As part of the agreement, Vector admitted that its former chief executive officer and majority owner submitted five years’ worth of false cost claims to the Defense Department, resulting in losses to the Defense Department of over $3.6 million.
The case concerned Vector’s accounting practices in connection with certain cost-reimbursement contracts that it held with the Defense Department. Under a cost-reimbursement contract, a contractor is entitled to reimbursement for both its direct allowable costs, such as the cost of labor on that contract, and a prorated portion of its indirect allowable costs, such as the cost of rent for the contractor’s office space. Because indirect costs must be pro-rated across multiple contracts, they cannot be precisely determined until the end of the fiscal year. Accordingly, under a cost-reimbursement contract, a contractor initially submits claims for indirect costs based on “provisional” or estimated rates, and later submits its actual indirect costs to the government for review, reconciliation, and approval. This later submission, known as an “incurred cost submission” or “incurred cost proposal,” reflects what the contractor certifies were its actual allowable costs for the prior fiscal year.
In this case, Vector admitted that after claiming and being paid for direct costs in connection with other firm-fixed-price and time-and-materials contracts, Vector systematically reclassified these same costs in its accounting system to make it appear as if the costs were indirect costs that were incurred in connection with its cost-reimbursement contracts, thereby inflating its indirect cost rates. These inflated rates then were used by Vector to justify the rates claimed in its incurred cost proposals submitted to the Navy. The effect of these fraudulent submissions was, in essence, to pay Vector twice for the same expenses, amounting to “double dipping” or “double billing” at government expense.
Vector admitted to submitting these false incurred cost proposals for costs incurred in 2005 through 2009, with a total loss to the Defense Department of $3,672,756. As described in Vector’s agreement, Vector made these false submissions in 2010, 2011, and 2012.
When faced with a Defense Department audit in late 2011, Vector falsified its electronic accounting entries, and prepared and backdated fake invoices in order to support those falsified accounting entries. Vector admitted that the direction for the fraud came from its then-CEO, who is now deceased.

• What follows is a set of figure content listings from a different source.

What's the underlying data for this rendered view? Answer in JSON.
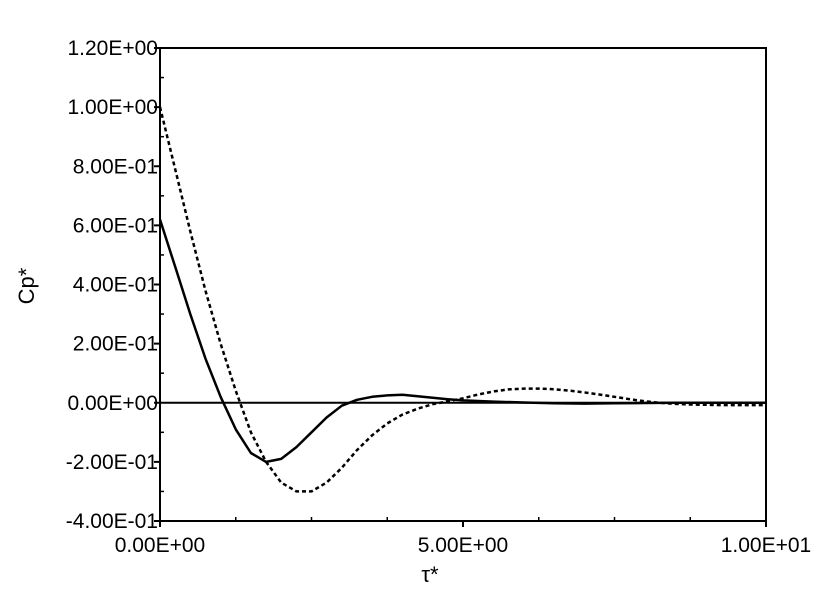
{
  "chart_data": {
    "type": "line",
    "xlabel": "τ*",
    "ylabel": "Cp*",
    "xlim": [
      0,
      10
    ],
    "ylim": [
      -0.4,
      1.2
    ],
    "x_ticks": [
      0,
      5,
      10
    ],
    "x_tick_labels": [
      "0.00E+00",
      "5.00E+00",
      "1.00E+01"
    ],
    "y_ticks": [
      1.2,
      1.0,
      0.8,
      0.6,
      0.4,
      0.2,
      0.0,
      -0.2,
      -0.4
    ],
    "y_tick_labels": [
      "1.20E+00",
      "1.00E+00",
      "8.00E-01",
      "6.00E-01",
      "4.00E-01",
      "2.00E-01",
      "0.00E+00",
      "-2.00E-01",
      "-4.00E-01"
    ],
    "grid": false,
    "legend": false,
    "zero_line": true,
    "series": [
      {
        "style": "solid",
        "color": "#000000",
        "x": [
          0,
          0.25,
          0.5,
          0.75,
          1.0,
          1.25,
          1.5,
          1.75,
          2.0,
          2.25,
          2.5,
          2.75,
          3.0,
          3.25,
          3.5,
          3.75,
          4.0,
          4.25,
          4.5,
          4.75,
          5.0,
          5.5,
          6.0,
          6.5,
          7.0,
          7.5,
          8.0,
          8.5,
          9.0,
          9.5,
          10.0
        ],
        "y": [
          0.62,
          0.46,
          0.3,
          0.15,
          0.02,
          -0.09,
          -0.17,
          -0.2,
          -0.19,
          -0.15,
          -0.1,
          -0.05,
          -0.01,
          0.01,
          0.02,
          0.025,
          0.027,
          0.022,
          0.017,
          0.012,
          0.008,
          0.004,
          0.001,
          -0.002,
          -0.003,
          -0.002,
          -0.001,
          0.0,
          0.0,
          0.0,
          0.0
        ]
      },
      {
        "style": "dashed",
        "color": "#000000",
        "x": [
          0,
          0.25,
          0.5,
          0.75,
          1.0,
          1.25,
          1.5,
          1.75,
          2.0,
          2.25,
          2.5,
          2.75,
          3.0,
          3.25,
          3.5,
          3.75,
          4.0,
          4.25,
          4.5,
          4.75,
          5.0,
          5.25,
          5.5,
          5.75,
          6.0,
          6.25,
          6.5,
          6.75,
          7.0,
          7.25,
          7.5,
          7.75,
          8.0,
          8.25,
          8.5,
          8.75,
          9.0,
          9.25,
          9.5,
          9.75,
          10.0
        ],
        "y": [
          1.0,
          0.79,
          0.58,
          0.38,
          0.2,
          0.04,
          -0.1,
          -0.2,
          -0.27,
          -0.3,
          -0.3,
          -0.27,
          -0.22,
          -0.16,
          -0.11,
          -0.07,
          -0.04,
          -0.02,
          -0.005,
          0.005,
          0.015,
          0.028,
          0.038,
          0.045,
          0.048,
          0.048,
          0.046,
          0.041,
          0.035,
          0.028,
          0.02,
          0.012,
          0.005,
          0.0,
          -0.004,
          -0.006,
          -0.007,
          -0.008,
          -0.008,
          -0.008,
          -0.008
        ]
      }
    ]
  }
}
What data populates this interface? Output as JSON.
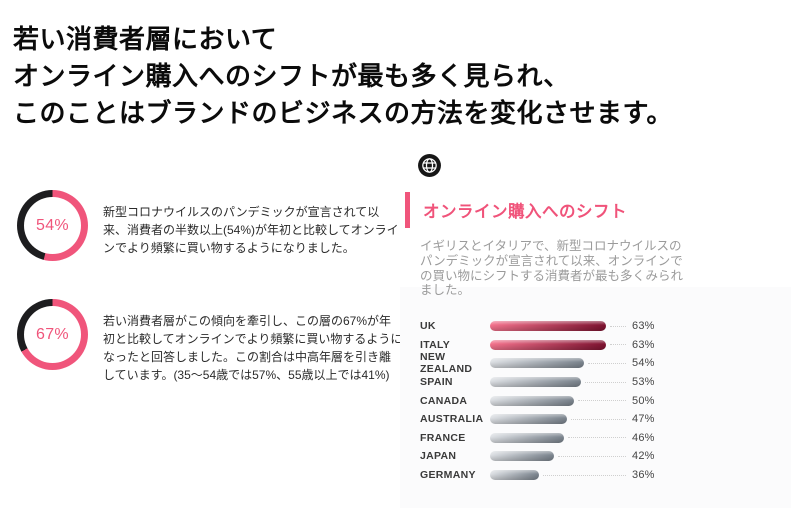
{
  "headline": {
    "line1": "若い消費者層において",
    "line2": "オンライン購入へのシフトが最も多く見られ、",
    "line3": "このことはブランドのビジネスの方法を変化させます。"
  },
  "stats": [
    {
      "center_label": "54%",
      "text": "新型コロナウイルスのパンデミックが宣言されて以来、消費者の半数以上(54%)が年初と比較してオンラインでより頻繁に買い物するようになりました。"
    },
    {
      "center_label": "67%",
      "text": "若い消費者層がこの傾向を牽引し、この層の67%が年初と比較してオンラインでより頻繁に買い物するようになったと回答しました。この割合は中高年層を引き離しています。(35〜54歳では57%、55歳以上では41%)"
    }
  ],
  "panel": {
    "icon": "globe-icon",
    "title": "オンライン購入へのシフト",
    "description": "イギリスとイタリアで、新型コロナウイルスのパンデミックが宣言されて以来、オンラインでの買い物にシフトする消費者が最も多くみられました。"
  },
  "colors": {
    "accent_pink": "#F0557B",
    "donut_dark": "#1D1D1F",
    "headline_text": "#0B0B0B",
    "body_text": "#2B2B2B",
    "desc_text": "#9B9B9B",
    "bar_highlight_gradient": [
      "#F4738D",
      "#7E1230"
    ],
    "bar_default_gradient": [
      "#DDE0E4",
      "#79828C"
    ],
    "leader_dotted": "#CFCFCF"
  },
  "chart_data": [
    {
      "type": "pie",
      "variant": "donut",
      "values": [
        54,
        46
      ],
      "center_label": "54%",
      "colors": [
        "#F0557B",
        "#1D1D1F"
      ],
      "start_angle": "top",
      "direction": "clockwise"
    },
    {
      "type": "pie",
      "variant": "donut",
      "values": [
        67,
        33
      ],
      "center_label": "67%",
      "colors": [
        "#F0557B",
        "#1D1D1F"
      ],
      "start_angle": "top",
      "direction": "clockwise"
    },
    {
      "type": "bar",
      "orientation": "horizontal",
      "title": "オンライン購入へのシフト",
      "categories": [
        "UK",
        "ITALY",
        "NEW ZEALAND",
        "SPAIN",
        "CANADA",
        "AUSTRALIA",
        "FRANCE",
        "JAPAN",
        "GERMANY"
      ],
      "values": [
        63,
        63,
        54,
        53,
        50,
        47,
        46,
        42,
        36
      ],
      "value_labels": [
        "63%",
        "63%",
        "54%",
        "53%",
        "50%",
        "47%",
        "46%",
        "42%",
        "36%"
      ],
      "highlighted_categories": [
        "UK",
        "ITALY"
      ],
      "highlight_color_gradient": [
        "#F4738D",
        "#7E1230"
      ],
      "default_color_gradient": [
        "#DDE0E4",
        "#79828C"
      ],
      "value_suffix": "%",
      "grid": false,
      "legend": false
    }
  ]
}
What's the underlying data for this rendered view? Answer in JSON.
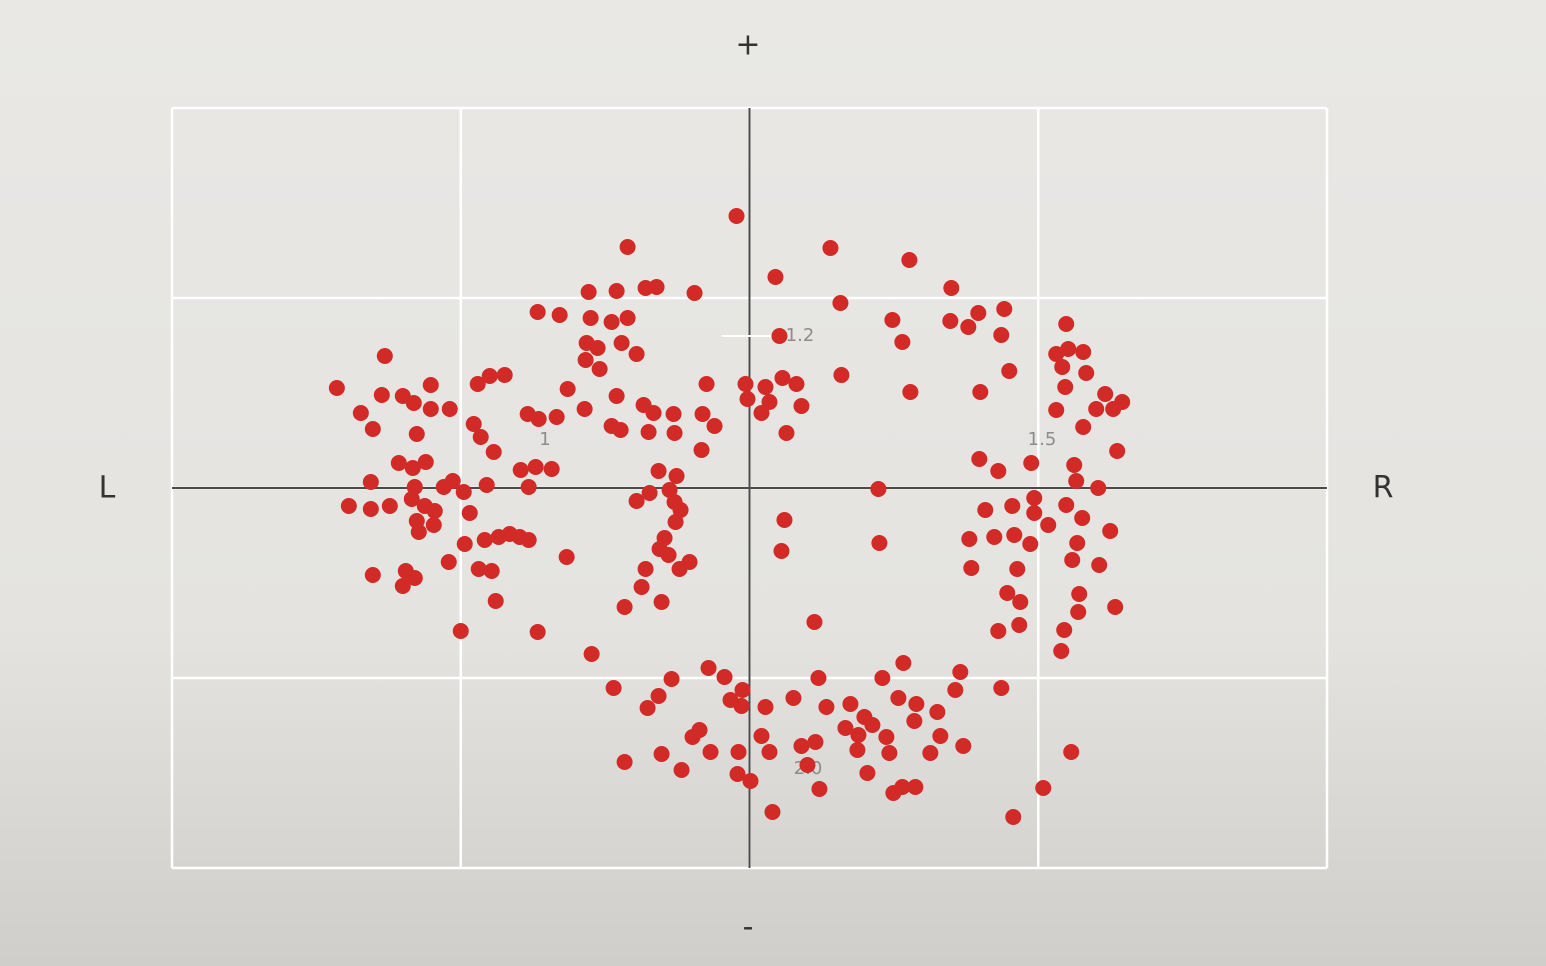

As part of the agreement, Vector agreed to make payments in the amount of $6.5 million, which includes restitution to the Defense Department for losses Vector caused. Vector also agreed to maintain a compliance and ethics program. In exchange, federal prosecutors agreed to postpone a prosecution for felony false claims against Vector for a period of three years; in the event Vector complies with all the terms of the agreement, the criminal case will be dismissed at the end of that period.
In addition to the criminal deferred prosecution agreement, Vector is entering into a civil settlement with the Civil Division of U.S. Attorney’s Office and the Justice Department’s Civil Division. In all, Vector agreed to pay $6.5 million to resolve its criminal and civil cases.